Gates and operations can also return values beside NotImplemented from their __pow__ method for exponents besides -1. This pattern is used often by Cirq. For example, the square root of X gate can be created by raising cirq.X to 0.5:

print(cirq.unitary(cirq.X))
# prints
# [[0.+0.j 1.+0.j]
#  [1.+0.j 0.+0.j]]

sqrt_x = cirq.X**0.5
print(cirq.unitary(sqrt_x))
# prints
# [[0.5+0.5j 0.5-0.5j]
#  [0.5-0.5j 0.5+0.5j]]
[[0.+0.j 1.+0.j]
 [1.+0.j 0.+0.j]]
[[0.5+0.5j 0.5-0.5j]
 [0.5-0.5j 0.5+0.5j]]

The Pauli gates included in Cirq use the convention Z**0.5 ≡ S ≡ np.diag(1, i), Z**-0.5 ≡ S**-1, X**0.5 ≡ H·S·H, and the square root of Y is inferred via the right hand rule.

_circuit_diagram_info_(self, args) and cirq.circuit_diagram_info(val, [args], [default])

Circuit diagrams are useful for visualizing the structure of a Circuit.
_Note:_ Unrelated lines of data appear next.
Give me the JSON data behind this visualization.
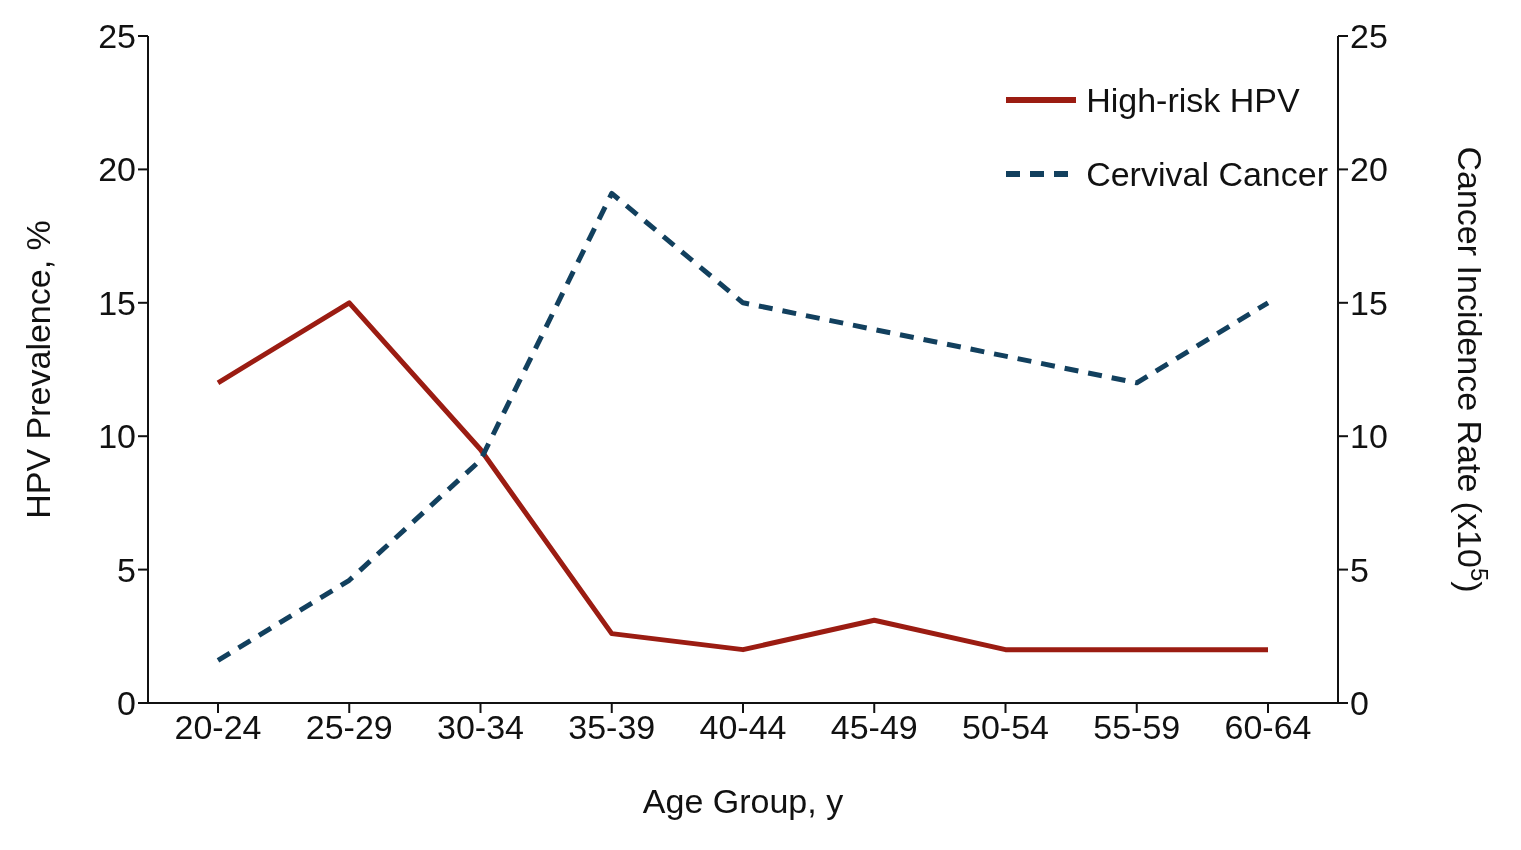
{
  "chart_data": {
    "type": "line",
    "xlabel": "Age Group, y",
    "ylabel": "HPV Prevalence, %",
    "y2label": "Cancer Incidence Rate (x10$^{5}$)",
    "categories": [
      "20-24",
      "25-29",
      "30-34",
      "35-39",
      "40-44",
      "45-49",
      "50-54",
      "55-59",
      "60-64"
    ],
    "series": [
      {
        "name": "High-risk HPV",
        "color": "#9b1c12",
        "line_style": "solid",
        "values": [
          12,
          15,
          9.5,
          2.6,
          2,
          3.1,
          2,
          2,
          2
        ]
      },
      {
        "name": "Cervival Cancer",
        "color": "#12405e",
        "line_style": "dashed",
        "axis": "y2",
        "values": [
          1.6,
          4.6,
          9.1,
          19.1,
          15,
          14,
          13,
          12,
          15
        ]
      }
    ],
    "ylim": [
      0,
      25
    ],
    "yticks": [
      0,
      5,
      10,
      15,
      20,
      25
    ],
    "y2lim": [
      0,
      25
    ],
    "y2ticks": [
      0,
      5,
      10,
      15,
      20,
      25
    ],
    "grid": false,
    "legend": "top right",
    "marker": "none"
  }
}
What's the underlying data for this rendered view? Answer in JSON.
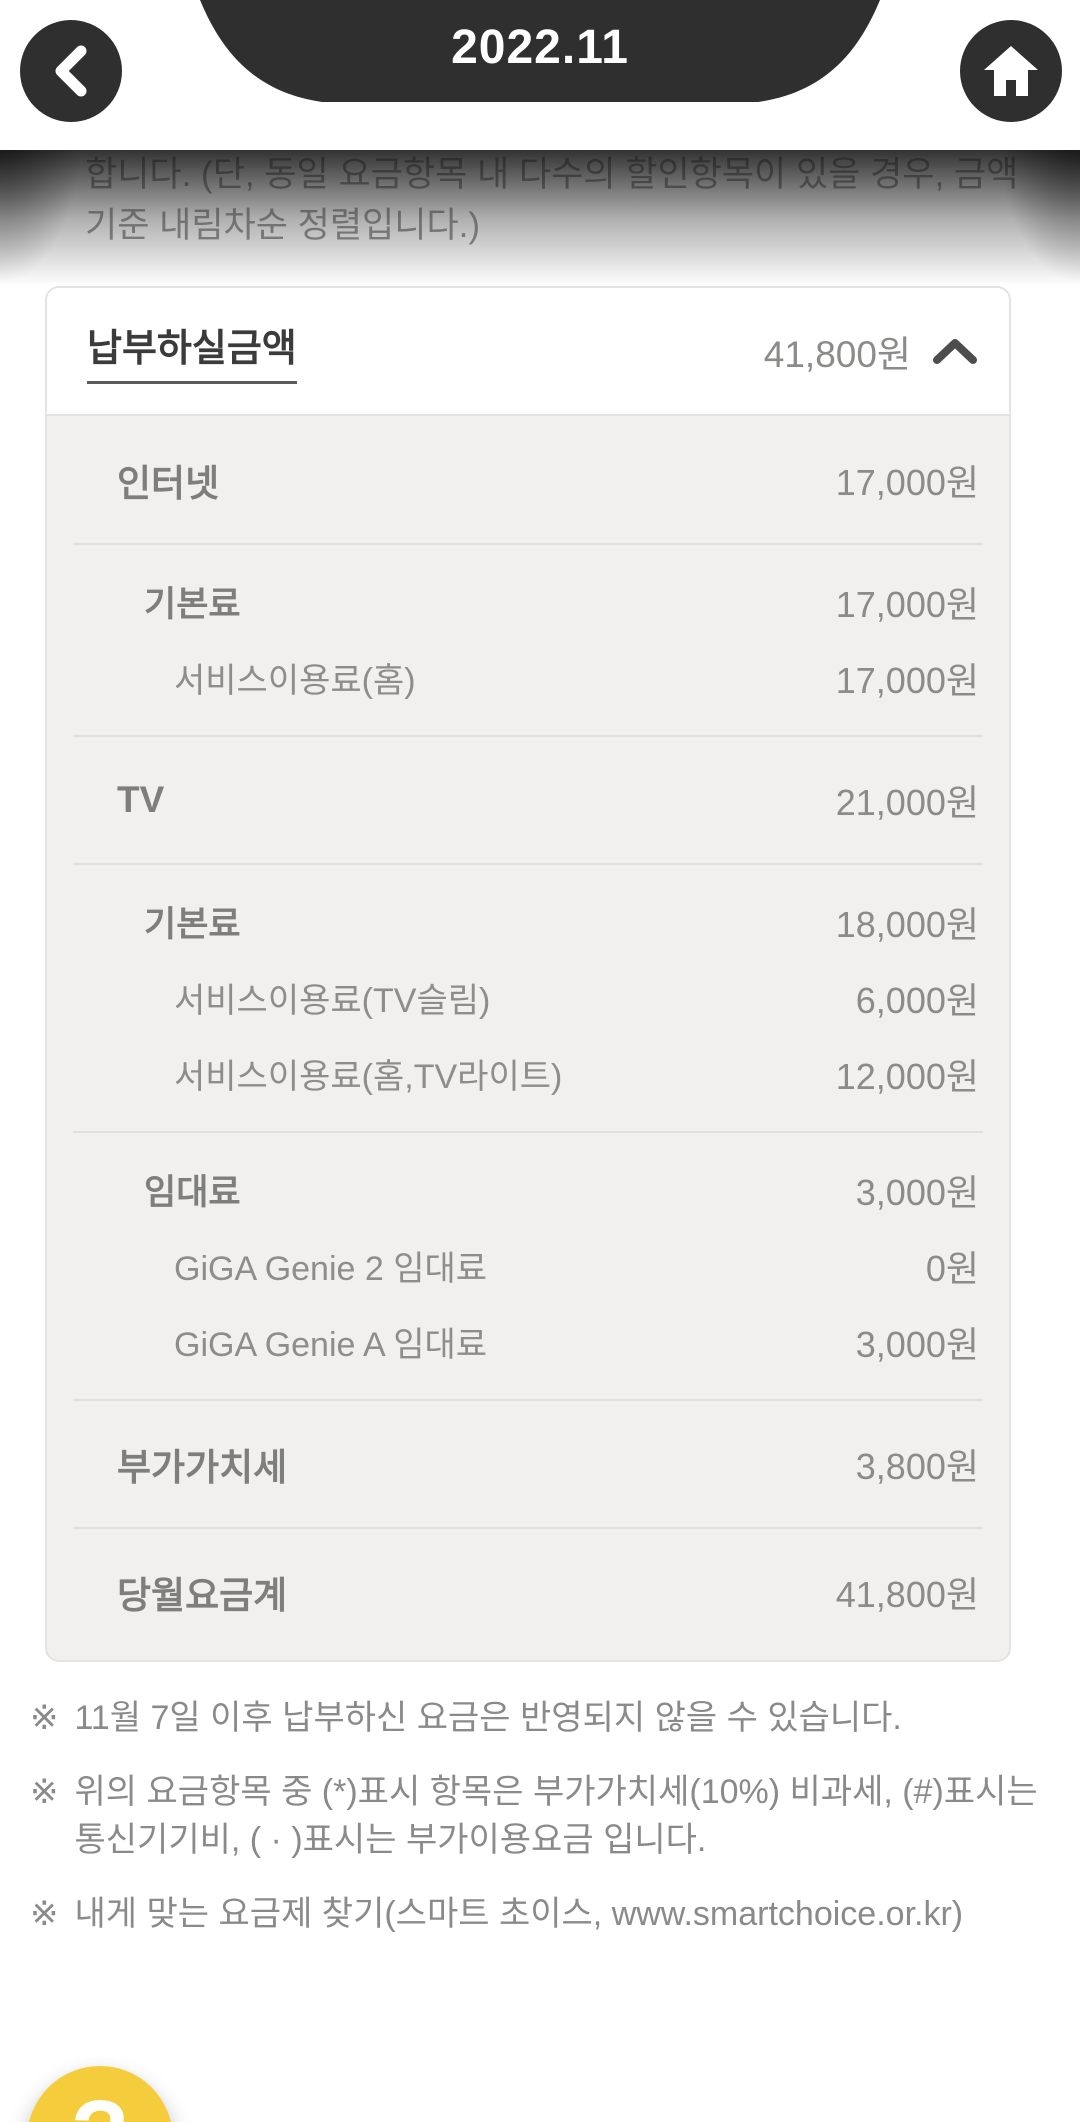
{
  "header": {
    "title": "2022.11",
    "back_icon": "chevron-left",
    "home_icon": "home"
  },
  "intro": {
    "text": "합니다. (단, 동일 요금항목 내 다수의 할인항목이 있을 경우, 금액기준 내림차순 정렬입니다.)"
  },
  "bill": {
    "summary": {
      "label": "납부하실금액",
      "amount": "41,800원"
    },
    "collapse_icon": "chevron-up",
    "sections": [
      {
        "rows": [
          {
            "level": 1,
            "label": "인터넷",
            "amount": "17,000원"
          }
        ]
      },
      {
        "rows": [
          {
            "level": 2,
            "label": "기본료",
            "amount": "17,000원"
          },
          {
            "level": 3,
            "label": "서비스이용료(홈)",
            "amount": "17,000원"
          }
        ]
      },
      {
        "rows": [
          {
            "level": 1,
            "label": "TV",
            "amount": "21,000원"
          }
        ]
      },
      {
        "rows": [
          {
            "level": 2,
            "label": "기본료",
            "amount": "18,000원"
          },
          {
            "level": 3,
            "label": "서비스이용료(TV슬림)",
            "amount": "6,000원"
          },
          {
            "level": 3,
            "label": "서비스이용료(홈,TV라이트)",
            "amount": "12,000원"
          }
        ]
      },
      {
        "rows": [
          {
            "level": 2,
            "label": "임대료",
            "amount": "3,000원"
          },
          {
            "level": 3,
            "label": "GiGA Genie 2 임대료",
            "amount": "0원"
          },
          {
            "level": 3,
            "label": "GiGA Genie A 임대료",
            "amount": "3,000원"
          }
        ]
      },
      {
        "rows": [
          {
            "level": 1,
            "label": "부가가치세",
            "amount": "3,800원"
          }
        ]
      },
      {
        "rows": [
          {
            "level": 1,
            "label": "당월요금계",
            "amount": "41,800원"
          }
        ]
      }
    ]
  },
  "footnotes": [
    {
      "marker": "※",
      "text": "11월 7일 이후 납부하신 요금은 반영되지 않을 수 있습니다."
    },
    {
      "marker": "※",
      "text": "위의 요금항목 중 (*)표시 항목은 부가가치세(10%) 비과세, (#)표시는 통신기기비, ( · )표시는 부가이용요금 입니다."
    },
    {
      "marker": "※",
      "text": "내게 맞는 요금제 찾기(스마트 초이스, www.smartchoice.or.kr)"
    }
  ],
  "help": {
    "label": "?"
  },
  "colors": {
    "header_dark": "#302f2f",
    "accent_yellow": "#f5cd3c",
    "amount_gray": "#8b8b89",
    "body_bg": "#f1f0ee"
  }
}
Gates can specify compact representations to use in diagrams by implementing a _circuit_diagram_info_ method. For example, this is why SWAP gates are shown as linked '×' characters in diagrams.

The _circuit_diagram_info_ method takes an args parameter of type cirq.CircuitDiagramInfoArgs and returns either a string (typically the gate's name), a sequence of strings (a label to use on each qubit targeted by the gate), or an instance of cirq.CircuitDiagramInfo (which can specify more advanced properties such as exponents and will expand in the future).

You can query the circuit diagram info of a value by passing it into cirq.circuit_diagram_info.